Inspired by Peter Donnelly's talk at TED, in which he discusses how long it would take for a certain pattern to appear in a series of coin tosses, I created the following script in R. Given two patterns 'hth' and 'htt', it calculates how long it takes (i.e. how many coin tosses) on average before you hit one of these patterns.
coin <- c('h','t')
hit <- function(seq) {
miss <- TRUE
fail <- 3
trp <- sample(coin,3,replace=T)
while (miss) {
if (all(seq == trp)) {
miss <- FALSE
}
else {
trp <- c(trp[2],trp[3],sample(coin,1,T))
fail <- fail + 1
}
}
return(fail)
}
n <- 5000
trials <- data.frame("hth"=rep(NA,n),"htt"=rep(NA,n))
hth <- c('h','t','h')
htt <- c('h','t','t')
set.seed(4321)
for (i in 1:n) {
trials[i,] <- c(hit(hth),hit(htt))
}
summary(trials)
The summary statistics are as follows,
hth htt
Min. : 3.00 Min. : 3.000
1st Qu.: 4.00 1st Qu.: 5.000
Median : 8.00 Median : 7.000
Mean :10.08 Mean : 8.014
3rd Qu.:13.00 3rd Qu.:10.000
Max. :70.00 Max. :42.000
In the talk it is explained that the average number of coin tosses would be different for the two patterns; as can be seen from my simulation. Despite watching the talk a few times I'm still not quite getting why this would be the case. I understand that 'hth' overlaps itself and intuitively I would think that you would hit 'hth' sooner than 'htt', but this is not the case. I would really appreciate it if someone could explain this to me.
Best Answer
Think about what happens the first time you get an H followed by a T.

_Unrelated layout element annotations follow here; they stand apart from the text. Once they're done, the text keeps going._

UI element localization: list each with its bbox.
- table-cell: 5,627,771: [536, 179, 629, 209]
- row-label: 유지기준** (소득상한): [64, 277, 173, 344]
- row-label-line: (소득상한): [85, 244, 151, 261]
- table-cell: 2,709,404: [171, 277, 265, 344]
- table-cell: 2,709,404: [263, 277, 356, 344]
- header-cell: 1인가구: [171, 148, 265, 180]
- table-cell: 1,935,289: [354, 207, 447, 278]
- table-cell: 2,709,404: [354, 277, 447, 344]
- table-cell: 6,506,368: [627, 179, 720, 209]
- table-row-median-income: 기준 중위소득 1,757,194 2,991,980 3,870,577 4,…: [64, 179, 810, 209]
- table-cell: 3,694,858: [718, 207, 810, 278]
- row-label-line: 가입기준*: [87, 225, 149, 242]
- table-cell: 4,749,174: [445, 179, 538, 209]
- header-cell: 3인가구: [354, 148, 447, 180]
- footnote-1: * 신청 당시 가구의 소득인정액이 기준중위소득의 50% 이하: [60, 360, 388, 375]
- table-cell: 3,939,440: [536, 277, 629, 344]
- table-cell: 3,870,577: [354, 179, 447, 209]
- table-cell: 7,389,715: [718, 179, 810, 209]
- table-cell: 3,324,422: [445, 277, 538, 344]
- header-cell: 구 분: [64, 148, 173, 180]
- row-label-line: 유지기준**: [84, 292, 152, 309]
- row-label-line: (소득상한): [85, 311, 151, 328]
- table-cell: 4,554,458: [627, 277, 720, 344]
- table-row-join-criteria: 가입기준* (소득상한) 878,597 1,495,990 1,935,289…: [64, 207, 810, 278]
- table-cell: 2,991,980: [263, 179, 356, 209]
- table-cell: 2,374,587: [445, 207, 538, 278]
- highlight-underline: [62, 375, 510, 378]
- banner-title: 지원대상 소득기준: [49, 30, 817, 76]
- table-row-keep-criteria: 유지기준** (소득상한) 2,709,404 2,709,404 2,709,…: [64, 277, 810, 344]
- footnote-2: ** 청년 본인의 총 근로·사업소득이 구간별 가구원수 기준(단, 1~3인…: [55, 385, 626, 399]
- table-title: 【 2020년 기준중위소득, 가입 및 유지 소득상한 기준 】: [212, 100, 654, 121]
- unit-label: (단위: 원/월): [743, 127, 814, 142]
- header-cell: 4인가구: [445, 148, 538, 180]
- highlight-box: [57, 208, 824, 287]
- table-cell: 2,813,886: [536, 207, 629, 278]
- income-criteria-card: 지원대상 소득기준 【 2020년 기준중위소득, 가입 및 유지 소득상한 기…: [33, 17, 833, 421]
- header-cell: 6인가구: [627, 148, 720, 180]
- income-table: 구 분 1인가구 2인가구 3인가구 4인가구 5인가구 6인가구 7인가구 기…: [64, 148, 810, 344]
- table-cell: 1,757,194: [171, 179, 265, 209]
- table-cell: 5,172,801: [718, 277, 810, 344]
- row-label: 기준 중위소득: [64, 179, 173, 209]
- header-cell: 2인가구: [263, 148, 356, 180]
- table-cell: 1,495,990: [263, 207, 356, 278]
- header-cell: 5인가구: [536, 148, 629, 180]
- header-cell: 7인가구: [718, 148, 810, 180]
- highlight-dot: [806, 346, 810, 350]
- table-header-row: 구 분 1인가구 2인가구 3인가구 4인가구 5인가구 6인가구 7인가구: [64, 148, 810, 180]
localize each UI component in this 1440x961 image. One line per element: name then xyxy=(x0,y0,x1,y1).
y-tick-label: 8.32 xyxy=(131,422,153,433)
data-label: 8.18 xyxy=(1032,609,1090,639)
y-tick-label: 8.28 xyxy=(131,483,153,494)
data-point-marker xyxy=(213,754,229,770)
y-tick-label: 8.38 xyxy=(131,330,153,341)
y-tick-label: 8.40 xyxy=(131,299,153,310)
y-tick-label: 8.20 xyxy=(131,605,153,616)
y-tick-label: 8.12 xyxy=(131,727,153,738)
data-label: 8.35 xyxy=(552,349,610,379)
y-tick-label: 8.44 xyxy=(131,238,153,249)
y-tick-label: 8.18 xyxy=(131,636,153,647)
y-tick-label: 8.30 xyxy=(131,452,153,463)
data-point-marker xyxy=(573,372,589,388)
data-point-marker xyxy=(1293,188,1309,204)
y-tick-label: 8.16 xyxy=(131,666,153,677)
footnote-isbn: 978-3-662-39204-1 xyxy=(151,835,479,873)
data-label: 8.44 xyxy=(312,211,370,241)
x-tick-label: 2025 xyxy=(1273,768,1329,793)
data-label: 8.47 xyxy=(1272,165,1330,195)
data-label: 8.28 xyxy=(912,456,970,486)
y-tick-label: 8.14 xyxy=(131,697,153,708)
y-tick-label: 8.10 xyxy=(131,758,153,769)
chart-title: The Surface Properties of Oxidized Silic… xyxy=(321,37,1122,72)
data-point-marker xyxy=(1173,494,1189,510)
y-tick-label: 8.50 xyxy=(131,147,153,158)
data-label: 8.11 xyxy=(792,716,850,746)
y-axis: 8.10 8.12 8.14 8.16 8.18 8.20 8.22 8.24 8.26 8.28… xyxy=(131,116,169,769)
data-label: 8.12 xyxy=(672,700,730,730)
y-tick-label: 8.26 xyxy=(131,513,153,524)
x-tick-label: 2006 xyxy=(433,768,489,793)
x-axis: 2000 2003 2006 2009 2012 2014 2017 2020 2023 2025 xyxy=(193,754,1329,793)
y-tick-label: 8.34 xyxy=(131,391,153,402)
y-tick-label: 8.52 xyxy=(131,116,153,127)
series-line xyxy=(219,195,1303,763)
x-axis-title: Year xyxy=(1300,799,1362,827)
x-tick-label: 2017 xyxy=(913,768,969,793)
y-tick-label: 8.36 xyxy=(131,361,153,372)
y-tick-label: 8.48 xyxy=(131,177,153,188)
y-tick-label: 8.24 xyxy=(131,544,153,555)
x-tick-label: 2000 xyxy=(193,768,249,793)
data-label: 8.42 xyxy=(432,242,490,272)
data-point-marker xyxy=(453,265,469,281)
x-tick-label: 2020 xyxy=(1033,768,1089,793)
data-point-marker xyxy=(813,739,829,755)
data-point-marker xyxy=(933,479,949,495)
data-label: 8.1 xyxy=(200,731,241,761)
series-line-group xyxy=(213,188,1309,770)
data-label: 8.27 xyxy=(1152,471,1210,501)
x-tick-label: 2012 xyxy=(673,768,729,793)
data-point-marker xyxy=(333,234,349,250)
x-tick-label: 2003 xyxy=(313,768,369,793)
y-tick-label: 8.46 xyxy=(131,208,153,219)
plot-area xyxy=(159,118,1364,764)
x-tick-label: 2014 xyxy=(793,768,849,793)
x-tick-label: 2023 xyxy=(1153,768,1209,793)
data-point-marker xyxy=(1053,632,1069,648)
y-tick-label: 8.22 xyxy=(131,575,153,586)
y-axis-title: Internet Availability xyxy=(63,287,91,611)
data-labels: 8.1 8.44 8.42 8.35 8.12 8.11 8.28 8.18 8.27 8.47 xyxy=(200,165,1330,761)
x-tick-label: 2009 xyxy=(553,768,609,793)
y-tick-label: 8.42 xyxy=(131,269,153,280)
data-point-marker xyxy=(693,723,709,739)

Case 1: you're looking for H-T-H, and you've seen H-T for the first time. If the next toss is H, you're done. If it's T, you're back to square one: since the last two tosses were T-T you now need the full H-T-H.
Case 2: you're looking for H-T-T, and you've seen H-T for the first time. If the next toss is T, you're done. If it's H, this is clearly a setback; however, it's a minor one since you now have the H and only need -T-T. If the next toss is H, this makes your situation no worse, whereas T makes it better, and so on.
Put another way, in case 2 the first H that you see takes you 1/3 of the way, and from that point on you never have to start from scratch. This is not true in case 1, where a T-T erases all progress you've made.